Aaron Copland in 1962
Aaron Copland in 1962
  Photo Credit:Wikimedia.

I found some of them on an obscure CD of the London Philharmonic. Deems Taylor's Fanfare for Russia evokes the Slavic choral tradition.  [Taylor musical example]

Howard Hanson's fanfare seems to be foreshadowing an entirely different war, fought in space. Ten-year old John Williams, were you listening?  [Hanson musical example]

Composer-critic-gadfly Virgil Thompson quotes a familiar tune seemingly without irony, in his Fanfare for France.  [Thompson musical example]

Guess you had to be there.

Other fanfares are earnest affairs, maybe deeply felt in their own time, but no longer resonant in ours. A few remind me in verbosity of what I imagine of Edward Everett's two-hour oration preceding the Gettysburg address. (Background music: [Walter Piston Ceremonial Fanfare].) Copland, like Lincoln, somehow hit all the right notes in a few short minutes. How did he do it?

The fanfare begins with dramatic drum and gong strokes, then a unison line in three trumpets, outlining open intervals of fourths and fifths.  [Copland Fanfare]

Horns join in for two-part harmony, but harmony no singers would ever choose, peppered with bracing dissonances. Finally trombones and tuba add heft and mass. The fanfare hits its stride. Copland seems intent on bringing us home to the key of B flat which has permeated the work from the start. But, if home means a raging global war--or in our time a deadly pandemic--maybe home is not where we want to end up. So in a stroke of genius, the fanfare suddenly modulates to D major, key of triumph. We will get past this, Copland seems to be saying. Hear, hear. 

I'm Roger Kaza, from the University of Houston, where we're interested in the way inventive minds work.


 

The performance of Fanfare for the Common Man used in this episode is by the St. Louis Symphony, Leonard Slatkin conducting, from "American Portraits". Fanfares by Taylor, Hanson and Thompson are from "Twenty Fanfares for the Common Man,"London Philharmonic, Jorge Mester conducting. Twelve of Eugene Goosen's nineteen commissions can be found on this CD, along with other little-known fanfares by Copland and Bernstein. (Although the CD is no longer in print nor available on Spotify or other music services, it can be found used online.)
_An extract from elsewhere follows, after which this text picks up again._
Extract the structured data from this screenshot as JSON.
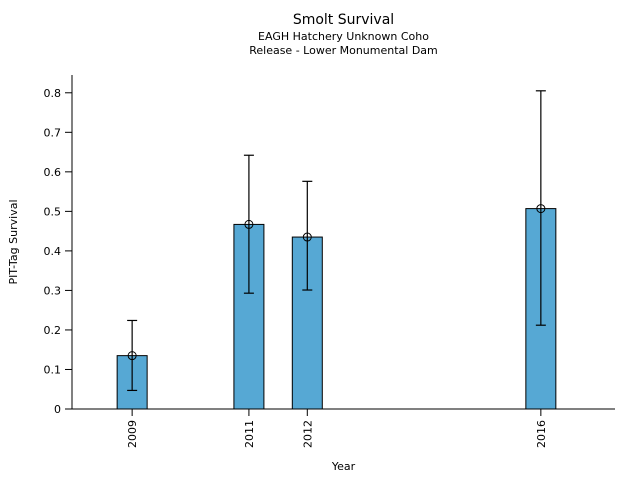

Notes from the Cincinnati Symphony about the origin and first performance of the fanfare.

An interesting Covid-19-inspired performance of the Fanfare,

The reference to John Williams is facetious and it's unlikely he heard Hanson's fanfare at the time, though possibly later.

"D major, key of triumph." This is of course a subjective evaluation, but works like Handel's Hallelujah Chorus and Mozart's Exsultate Jubilate as well as many other examples lend credence to it. Most trumpet fanfares and voluntaries are written in D. See Engines No. 2353 for more on keys and their associations.
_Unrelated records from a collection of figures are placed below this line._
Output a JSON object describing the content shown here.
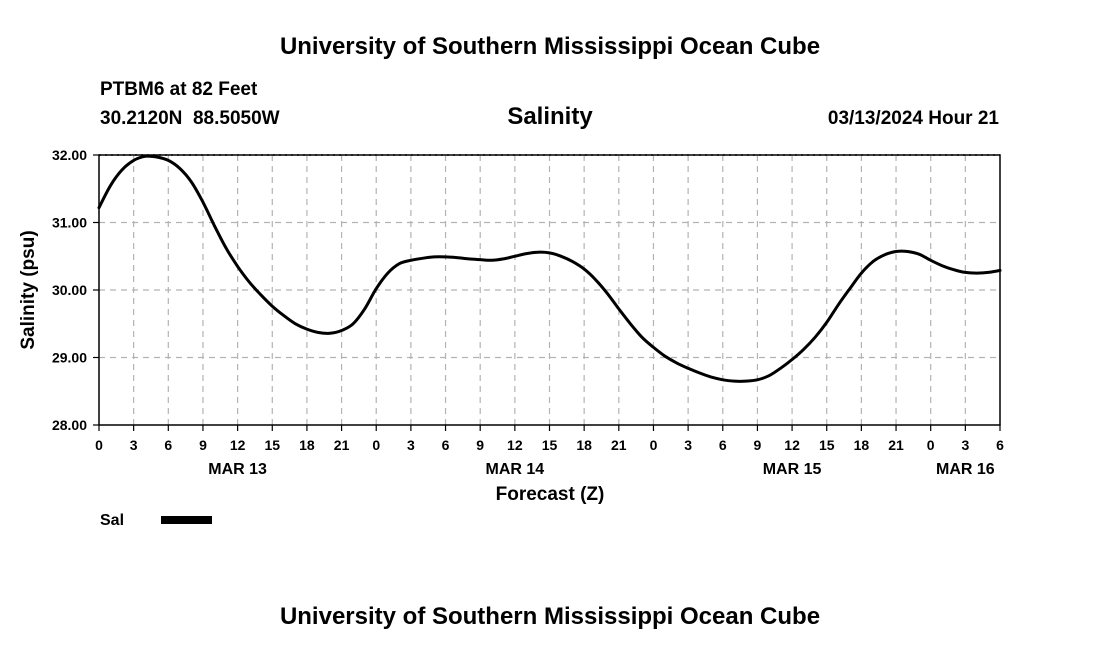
{
  "header": {
    "title": "University of Southern Mississippi Ocean Cube",
    "station": "PTBM6 at 82 Feet",
    "coords": "30.2120N  88.5050W",
    "datetime": "03/13/2024 Hour 21"
  },
  "footer": {
    "title": "University of Southern Mississippi Ocean Cube"
  },
  "chart_data": {
    "type": "line",
    "title": "Salinity",
    "xlabel": "Forecast (Z)",
    "ylabel": "Salinity (psu)",
    "xlim": [
      0,
      78
    ],
    "ylim": [
      28.0,
      32.0
    ],
    "y_ticks": [
      "28.00",
      "29.00",
      "30.00",
      "31.00",
      "32.00"
    ],
    "y_tick_values": [
      28,
      29,
      30,
      31,
      32
    ],
    "x_tick_labels": [
      "0",
      "3",
      "6",
      "9",
      "12",
      "15",
      "18",
      "21",
      "0",
      "3",
      "6",
      "9",
      "12",
      "15",
      "18",
      "21",
      "0",
      "3",
      "6",
      "9",
      "12",
      "15",
      "18",
      "21",
      "0",
      "3",
      "6"
    ],
    "x_tick_hours": [
      0,
      3,
      6,
      9,
      12,
      15,
      18,
      21,
      24,
      27,
      30,
      33,
      36,
      39,
      42,
      45,
      48,
      51,
      54,
      57,
      60,
      63,
      66,
      69,
      72,
      75,
      78
    ],
    "day_labels": [
      {
        "label": "MAR 13",
        "hour": 12
      },
      {
        "label": "MAR 14",
        "hour": 36
      },
      {
        "label": "MAR 15",
        "hour": 60
      },
      {
        "label": "MAR 16",
        "hour": 75
      }
    ],
    "grid": true,
    "legend": [
      {
        "name": "Sal",
        "color": "#000000"
      }
    ],
    "series": [
      {
        "name": "Sal",
        "color": "#000000",
        "x": [
          0,
          1,
          2,
          3,
          4,
          5,
          6,
          7,
          8,
          9,
          10,
          11,
          12,
          13,
          14,
          15,
          16,
          17,
          18,
          19,
          20,
          21,
          22,
          23,
          24,
          25,
          26,
          27,
          28,
          29,
          30,
          31,
          32,
          33,
          34,
          35,
          36,
          37,
          38,
          39,
          40,
          41,
          42,
          43,
          44,
          45,
          46,
          47,
          48,
          49,
          50,
          51,
          52,
          53,
          54,
          55,
          56,
          57,
          58,
          59,
          60,
          61,
          62,
          63,
          64,
          65,
          66,
          67,
          68,
          69,
          70,
          71,
          72,
          73,
          74,
          75,
          76,
          77,
          78
        ],
        "values": [
          31.22,
          31.55,
          31.78,
          31.92,
          31.98,
          31.97,
          31.92,
          31.8,
          31.6,
          31.3,
          30.95,
          30.62,
          30.35,
          30.12,
          29.93,
          29.76,
          29.62,
          29.5,
          29.42,
          29.37,
          29.36,
          29.4,
          29.5,
          29.72,
          30.02,
          30.25,
          30.39,
          30.44,
          30.47,
          30.49,
          30.49,
          30.48,
          30.46,
          30.45,
          30.44,
          30.46,
          30.5,
          30.54,
          30.56,
          30.55,
          30.5,
          30.42,
          30.31,
          30.15,
          29.95,
          29.72,
          29.5,
          29.3,
          29.15,
          29.02,
          28.92,
          28.84,
          28.77,
          28.71,
          28.67,
          28.65,
          28.65,
          28.67,
          28.73,
          28.84,
          28.97,
          29.12,
          29.3,
          29.52,
          29.78,
          30.02,
          30.25,
          30.42,
          30.52,
          30.57,
          30.57,
          30.53,
          30.44,
          30.36,
          30.3,
          30.26,
          30.25,
          30.26,
          30.29
        ]
      }
    ]
  }
}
Copland must have realized he had a hit on his hands, as he reused the Fanfare in the fourth movement of his epic Third Symphony, written in 1944-1946. It was my great privilege as a young French horn player to perform the Fanfare under the composer's direction in July of 1980, at Tanglewood, Lenox, Massachusetts, in a concert celebrating his 80th birthday.

Dedicated to the memory of Tom Nevling, Renaissance Man and fan of the Fanfare.